If you want to power a content rich site, with professional-grade content development and management, please join us. The Lossless Group isn't really a company so much as a few innovators hitting their head against the wall in the same direction. Our goal is to help as many people as possible develop winning formulae for the age of AI.
We've worked through most of the initial headaches in taking Obsidian extended Markdown and the bananas experience of trying to streamline YAML frontmatter so as to not throw errors across thousands of content files.

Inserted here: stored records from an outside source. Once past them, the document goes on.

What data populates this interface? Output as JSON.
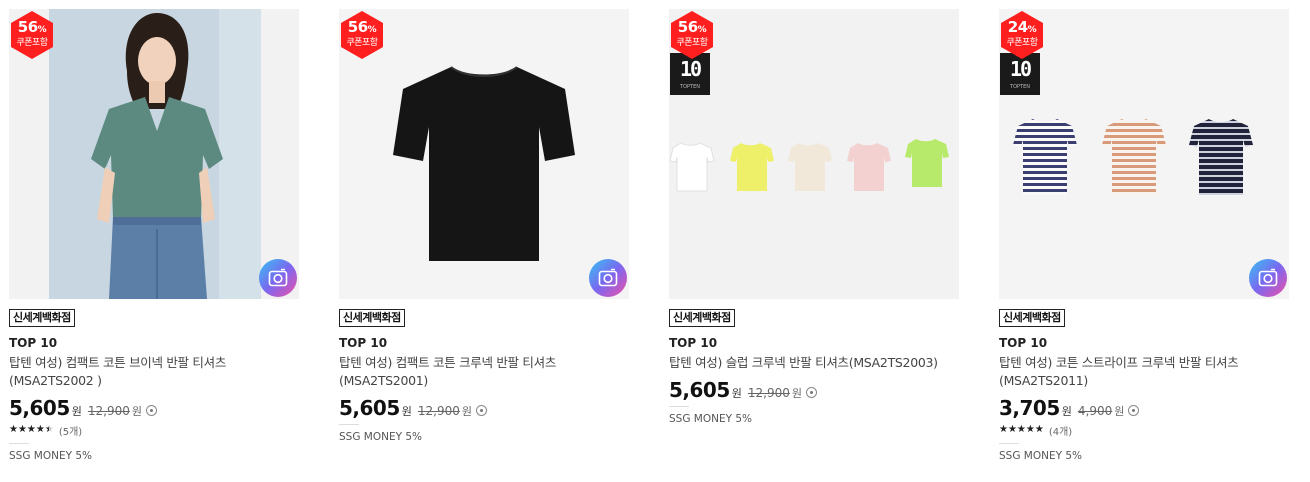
{
  "products": [
    {
      "discount": "56",
      "discount_unit": "%",
      "coupon": "쿠폰포함",
      "store": "신세계백화점",
      "brand": "TOP 10",
      "title": "탑텐 여성) 컴팩트 코튼 브이넥 반팔 티셔츠 (MSA2TS2002 )",
      "price": "5,605",
      "price_unit": "원",
      "original_price": "12,900",
      "original_unit": "원",
      "rating": 4.5,
      "review_count": "(5개)",
      "ssg_money": "SSG MONEY 5%"
    },
    {
      "discount": "56",
      "discount_unit": "%",
      "coupon": "쿠폰포함",
      "store": "신세계백화점",
      "brand": "TOP 10",
      "title": "탑텐 여성) 컴팩트 코튼 크루넥 반팔 티셔츠(MSA2TS2001)",
      "price": "5,605",
      "price_unit": "원",
      "original_price": "12,900",
      "original_unit": "원",
      "ssg_money": "SSG MONEY 5%"
    },
    {
      "discount": "56",
      "discount_unit": "%",
      "coupon": "쿠폰포함",
      "top10_logo": "10",
      "top10_small": "TOPTEN",
      "store": "신세계백화점",
      "brand": "TOP 10",
      "title": "탑텐 여성) 슬럽 크루넥 반팔 티셔츠(MSA2TS2003)",
      "price": "5,605",
      "price_unit": "원",
      "original_price": "12,900",
      "original_unit": "원",
      "ssg_money": "SSG MONEY 5%"
    },
    {
      "discount": "24",
      "discount_unit": "%",
      "coupon": "쿠폰포함",
      "top10_logo": "10",
      "top10_small": "TOPTEN",
      "store": "신세계백화점",
      "brand": "TOP 10",
      "title": "탑텐 여성) 코튼 스트라이프 크루넥 반팔 티셔츠 (MSA2TS2011)",
      "price": "3,705",
      "price_unit": "원",
      "original_price": "4,900",
      "original_unit": "원",
      "rating": 5,
      "review_count": "(4개)",
      "ssg_money": "SSG MONEY 5%"
    }
  ],
  "icons": {
    "camera": "camera-search-icon",
    "info": "info-circle-icon",
    "star": "star-icon"
  },
  "colors": {
    "badge_red": "#ff1f1f",
    "camera_gradient": [
      "#36c2f2",
      "#7a68f0",
      "#f050a8"
    ]
  }
}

Much of the code is "Vibe Coded" (usually with Windsurf using Claude, though at times we poke around with other tools). The code would likely never meet production grade standard.
Given we've just been trying to make things work, we've been in "YOLO Mode" and haven't been refactoring much of the code. You'll have to use your best judgement in to understand what's important and what's not. Or do a Vibe Code audit, it should be able to tell you.